Growing up I din’t think of myself as white because my family was culturally different from all the white people around me. We were Cuban. We spoke Spanish and our cultural beliefs were different. Our superstitions were also different or, should I say that we harbored many superstitions about the natural world that I couldn’t talk to my friends about or they’d think I was crazy. And, maybe I was but, as my mother would say: ‘Nunca se sabe, Elisita. Por si acaso.’

What I didn’t realize then was that my skin color afforded me privileges and opportunities that were not as easily available to people of color. And, it’s only recently that I’ve come to understand that because of my privileges, I also have responsibilities.

I struggle with my identity. Everyone looks at me and sees a white woman with access to all of the privileges afforded white women in our society. And, of course, they’re right, but that’s not the whole story.

There are more identities I connect to than what I’ve written about so far, but to include all of them here will muddy the focus of this post.

If truth be told, this could certainly be the topic of an entire book, memoir-ish or fiction. And although I’ve talked about this before, I’ve been exploring some of my own learned racism and how it sometimes manifests in my life.

For someone who considers herself progressive, these realizations have been hard to come by.

But before I go any further, let me clarify that this is my feeble attempt to muse about who I am, how others see me and how I then show up in the world.

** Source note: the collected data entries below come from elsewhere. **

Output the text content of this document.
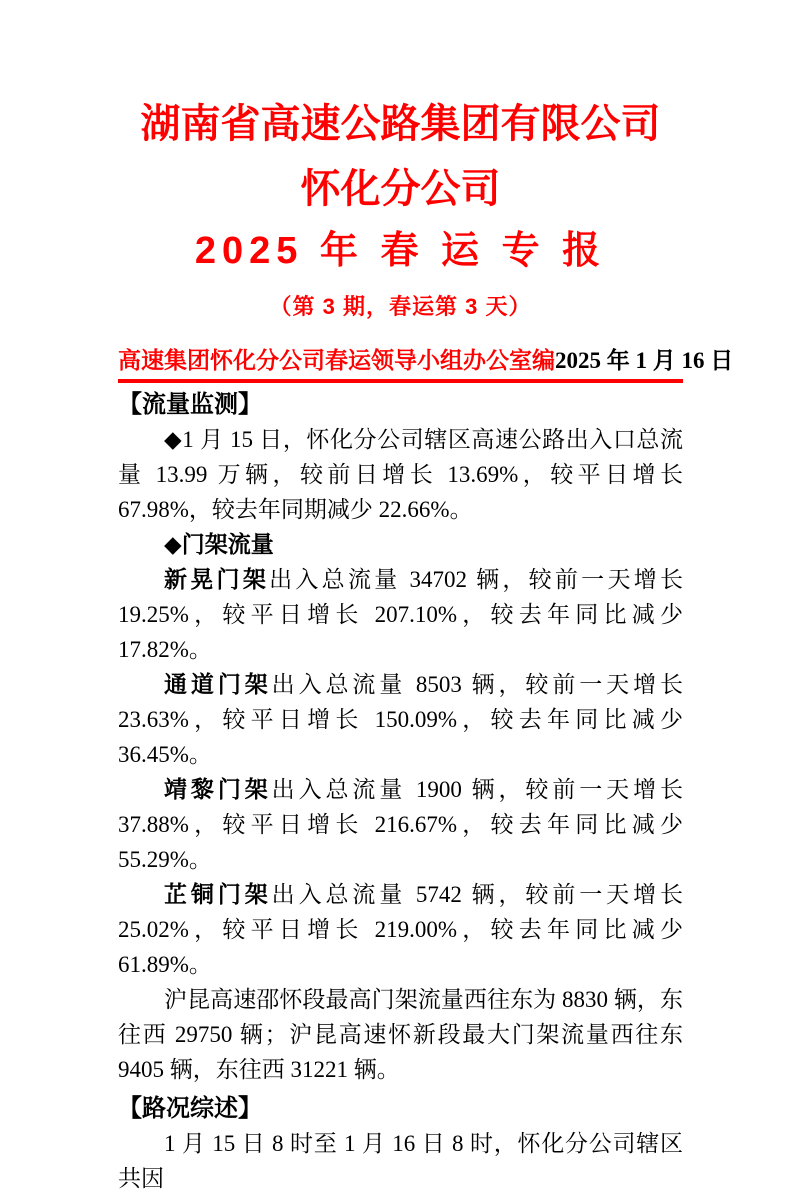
湖南省高速公路集团有限公司
怀化分公司
2025 年 春 运 专 报
（第 3 期，春运第 3 天）
高速集团怀化分公司春运领导小组办公室编 2025 年 1 月 16 日
【流量监测】

◆1 月 15 日，怀化分公司辖区高速公路出入口总流量 13.99 万辆，较前日增长 13.69%，较平日增长 67.98%，较去年同期减少 22.66%。

◆门架流量

新晃门架出入总流量 34702 辆，较前一天增长 19.25%，较平日增长 207.10%，较去年同比减少 17.82%。

通道门架出入总流量 8503 辆，较前一天增长 23.63%，较平日增长 150.09%，较去年同比减少 36.45%。

靖黎门架出入总流量 1900 辆，较前一天增长 37.88%，较平日增长 216.67%，较去年同比减少 55.29%。

芷铜门架出入总流量 5742 辆，较前一天增长 25.02%，较平日增长 219.00%，较去年同比减少 61.89%。

沪昆高速邵怀段最高门架流量西往东为 8830 辆，东往西 29750 辆；沪昆高速怀新段最大门架流量西往东 9405 辆，东往西 31221 辆。

【路况综述】

1 月 15 日 8 时至 1 月 16 日 8 时，怀化分公司辖区共因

Being white and Latinx allows me access into two very different worlds, and not always equally. However, I take this privilege seriously: I can blend in with white people and take advantage of this position to be an ally, an upstander, a disrupter. And, as a white Latinx person I recognize the internal racism of my friends and family.

So, I am perfectly positioned to fight back against racism, internalized or otherwise, by pointing it out, questioning it, listening to and learning from people of colour and by speaking up when they can’t.

I am at the beginning of this journey.

I’ve taken, and will continue to take, many missteps along the way because anyone who thinks they are not racist is in denial. We live in a racist society. In order to do better, I acknowledge and interrogate these mistakes.

I owe it to myself, my family and my students to stay steady on this journey towards a better, antiracist world.